In the neighbouring county of Sussex they still have bonfire societies that mount parades and so on. These days the English have rather lost interest in religion so effigies other than the guy are often burnt. Recent 'guys' have included Osama bin Laden, George Bush, a gypsy caravan, Condoleeza Rice, Jordon (Katie Price), Jonathon Ross, Saddam Hussein, Russell Brand and Cherie Blair. This year, the Edenbridge Bonfire Society is burning Man U striker, Wayne Rooney.

As you can see, a great politically incorrect time is had by all. Desperate attempts to ban the events by health and safety committees and outraged politicians are usually ignored - although these days you will see car bumper stickers with the legend "Come back Guy Fawkes - all is forgiven".

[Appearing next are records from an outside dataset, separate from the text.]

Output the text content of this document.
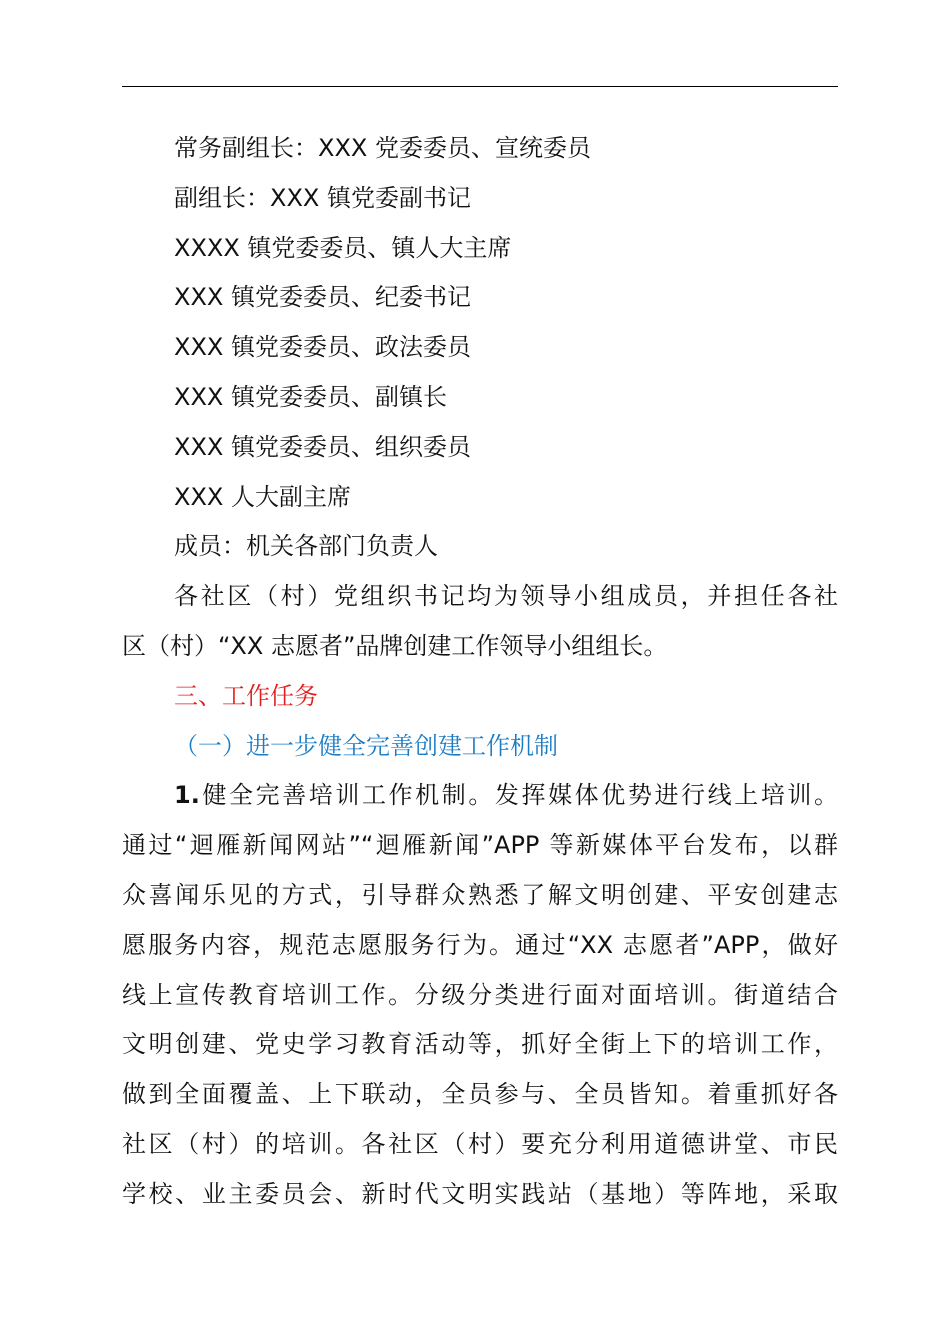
常务副组长：XXX 党委委员、宣统委员
副组长：XXX 镇党委副书记
XXXX 镇党委委员、镇人大主席
XXX 镇党委委员、纪委书记
XXX 镇党委委员、政法委员
XXX 镇党委委员、副镇长
XXX 镇党委委员、组织委员
XXX 人大副主席
成员：机关各部门负责人
各社区（村）党组织书记均为领导小组成员，并担任各社
区（村）“XX 志愿者”品牌创建工作领导小组组长。
三、工作任务
（一）进一步健全完善创建工作机制
1.健全完善培训工作机制。发挥媒体优势进行线上培训。
通过“迴雁新闻网站”“迴雁新闻”APP 等新媒体平台发布，以群
众喜闻乐见的方式，引导群众熟悉了解文明创建、平安创建志
愿服务内容，规范志愿服务行为。通过“XX 志愿者”APP，做好
线上宣传教育培训工作。分级分类进行面对面培训。街道结合
文明创建、党史学习教育活动等，抓好全街上下的培训工作，
做到全面覆盖、上下联动，全员参与、全员皆知。着重抓好各
社区（村）的培训。各社区（村）要充分利用道德讲堂、市民
学校、业主委员会、新时代文明实践站（基地）等阵地，采取
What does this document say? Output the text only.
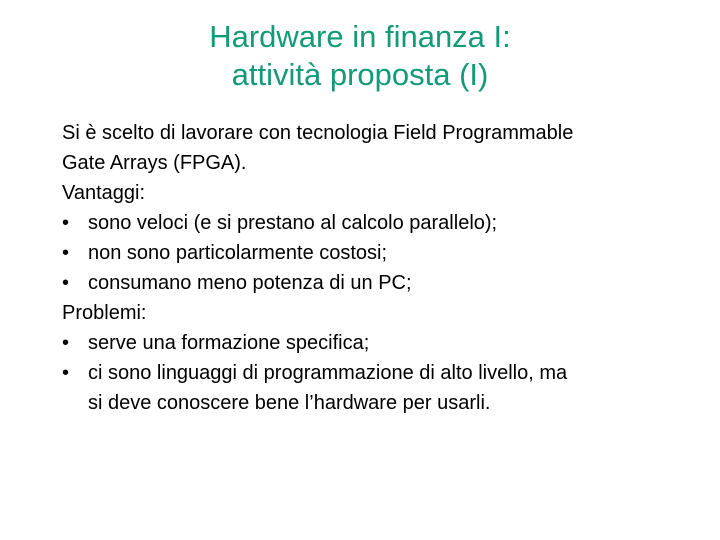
Hardware in finanza I:
attività proposta (I)
Si è scelto di lavorare con tecnologia Field Programmable
Gate Arrays (FPGA).
Vantaggi:
• sono veloci (e si prestano al calcolo parallelo);
• non sono particolarmente costosi;
• consumano meno potenza di un PC;
Problemi:
• serve una formazione specifica;
• ci sono linguaggi di programmazione di alto livello, ma
si deve conoscere bene l’hardware per usarli.
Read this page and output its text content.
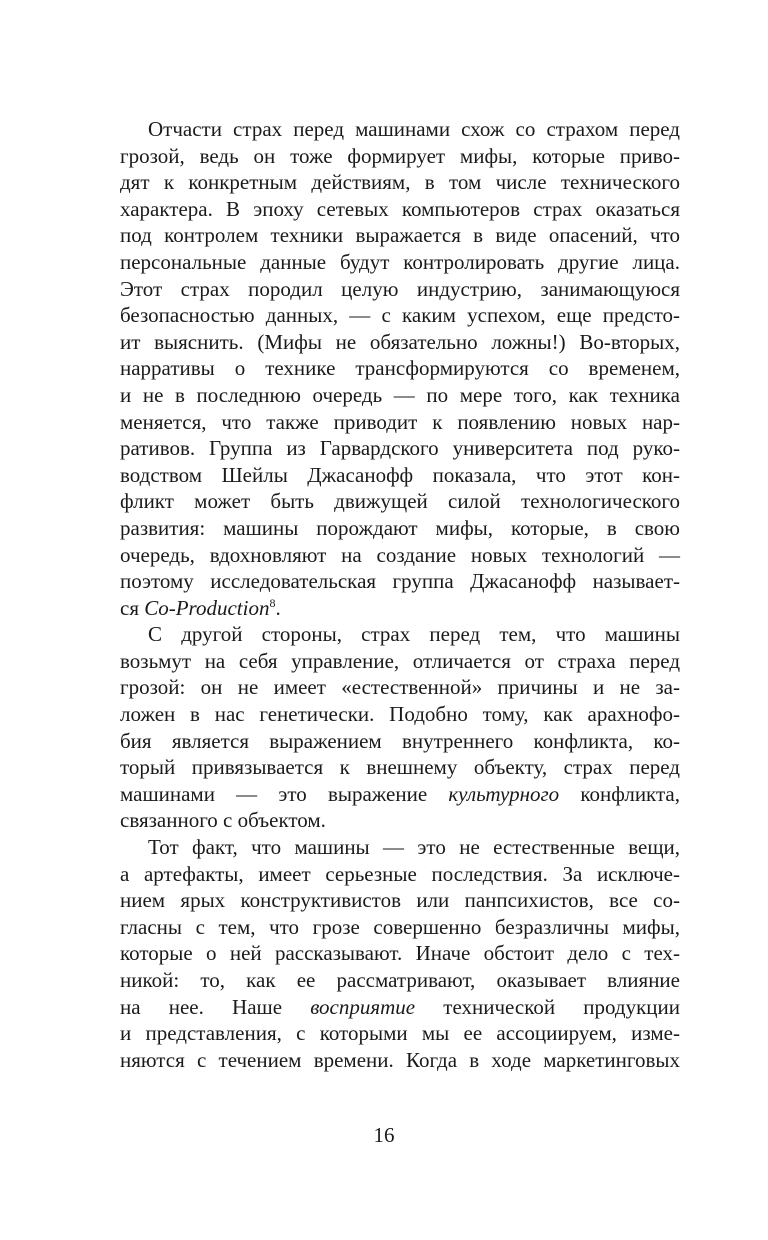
Отчасти страх перед машинами схож со страхом перед
грозой, ведь он тоже формирует мифы, которые приво-
дят к конкретным действиям, в том числе технического
характера. В эпоху сетевых компьютеров страх оказаться
под контролем техники выражается в виде опасений, что
персональные данные будут контролировать другие лица.
Этот страх породил целую индустрию, занимающуюся
безопасностью данных, — с каким успехом, еще предсто-
ит выяснить. (Мифы не обязательно ложны!) Во-вторых,
нарративы о технике трансформируются со временем,
и не в последнюю очередь — по мере того, как техника
меняется, что также приводит к появлению новых нар-
ративов. Группа из Гарвардского университета под руко-
водством Шейлы Джасанофф показала, что этот кон-
фликт может быть движущей силой технологического
развития: машины порождают мифы, которые, в свою
очередь, вдохновляют на создание новых технологий —
поэтому исследовательская группа Джасанофф называет-
ся Co-Production$^8$.
С другой стороны, страх перед тем, что машины
возьмут на себя управление, отличается от страха перед
грозой: он не имеет «естественной» причины и не за-
ложен в нас генетически. Подобно тому, как арахнофо-
бия является выражением внутреннего конфликта, ко-
торый привязывается к внешнему объекту, страх перед
машинами — это выражение культурного конфликта,
связанного с объектом.
Тот факт, что машины — это не естественные вещи,
а артефакты, имеет серьезные последствия. За исключе-
нием ярых конструктивистов или панпсихистов, все со-
гласны с тем, что грозе совершенно безразличны мифы,
которые о ней рассказывают. Иначе обстоит дело с тех-
никой: то, как ее рассматривают, оказывает влияние
на нее. Наше восприятие технической продукции
и представления, с которыми мы ее ассоциируем, изме-
няются с течением времени. Когда в ходе маркетинговых
16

Remember, remember the Fifth of November,
The Gunpowder Treason and Plot,
I know of no reason
Why the Gunpowder Treason
Should ever be forgot.
Guy Fawkes, Guy Fawkes, t'was his intent
To blow up the King and Parli'ment.
Three-score barrels of powder below
To prove old England's overthrow;
By God's providence he was catch'd (or by God's mercy*)
With a dark lantern and burning match.
Holla boys, Holla boys, let the bells ring.
Holloa boys, holloa boys, God save the King!
And what should we do with him? Burn him!

Blowing the Cobwebs Out

I have been busy on the novel this autumn so have had little time for wargaing. I have a deadline of Xmas from the publisher. I knew retirement would be leisurely. Took a ride along the coast yesterday to blow the cobwebs out, having not emerged from the house for three days. We are in the grip of a real Atlantic storm. The temperature is a pleasant 17C but the wind gusts are dramatic. The English Channel is choppy and grey.

The yachts are under wraps for the winter. The wind howls earily through the aluminium masts and the rigging gives off a continuous metal rattle like a million charity collectors.

The tourist shops on the flood barriers are closed for the season. The coast is hunched down and hibernating like a hedgehog waiting for spring.